The bill, HB 436, does not require any religious clergy to officiate at a same-sex marriage ceremony. Supporters of the bill have argued that marriage is a civil function that does not infringe on religious practice.

Opponents said gay marriage will lead to dissolution of traditional family life and societal norms.

Civil unions already sealed under existing law would convert to marriage on Jan. 1, 2011 unless couples act to change their relationship sooner.

It's not clear how Gov. John Lynch will handle the bill. He has he said thinks the word marriage should be reserved for a traditional heterosexual relationship. He has argued that the state's civil unions law already protects the rights of gay and lesbian couples.

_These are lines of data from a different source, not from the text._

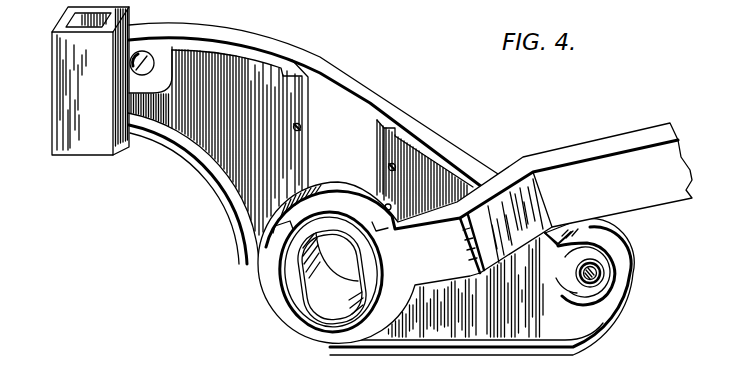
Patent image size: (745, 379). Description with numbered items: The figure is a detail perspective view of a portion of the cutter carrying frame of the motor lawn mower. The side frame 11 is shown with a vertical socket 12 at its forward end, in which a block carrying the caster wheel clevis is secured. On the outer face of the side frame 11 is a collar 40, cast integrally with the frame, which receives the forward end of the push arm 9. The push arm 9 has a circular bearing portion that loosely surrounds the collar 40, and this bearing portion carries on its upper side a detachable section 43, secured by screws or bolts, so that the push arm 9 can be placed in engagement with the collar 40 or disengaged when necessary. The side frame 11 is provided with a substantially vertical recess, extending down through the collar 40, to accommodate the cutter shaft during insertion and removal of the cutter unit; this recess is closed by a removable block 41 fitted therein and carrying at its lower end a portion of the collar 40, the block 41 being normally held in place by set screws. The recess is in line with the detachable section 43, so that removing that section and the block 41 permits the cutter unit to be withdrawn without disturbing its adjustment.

The push arm 9 is at (437, 220).
The side frame 11 is at (381, 177).
The vertical socket 12 is at (63, 107).
The collar 40 is at (310, 318).
The removable block 41 is at (356, 79).
The detachable section 43 is at (293, 203).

Nothing requires Lynch to sign the bill into law. He can let it take effect without his signature once it arrives on his desk.

In a statement late this afternoon, Lynch said; "I still believe the fundamental issue is about providing the same rights and protections to same-sex couples as are available to heterosexual couples. This was accomplished through the passage of the civil unions law two years ago. To achieve further real progress, the federal government would need to take action to recognize New Hampshire civil unions."

The governor did not say how he would act on the bill, which passed the House, 186-179, in late March.

New Hampshire would become the fifth state in the country to legalize same sex marriage, behind Connecticut, Massachusetts, Vermont and Iowa.

The bill came to the Legislature only one year after a law allowing civil unions between same-sex couples took effect.

The two sides in the debate released polls this week that bolstered their position. A University of New Hampshire Survey Center poll, commissioned by the New Hampshire Freedom to Marry Coalition, found 55 percent of respondents would approve of civil gay marriages.

The conservative Cornerstone Policy Research-Action found consensus against gay marriage in a mass phone poll of 150,000 residents. Results varied among nine Senate districts, CPR-Action said but the trend was clear.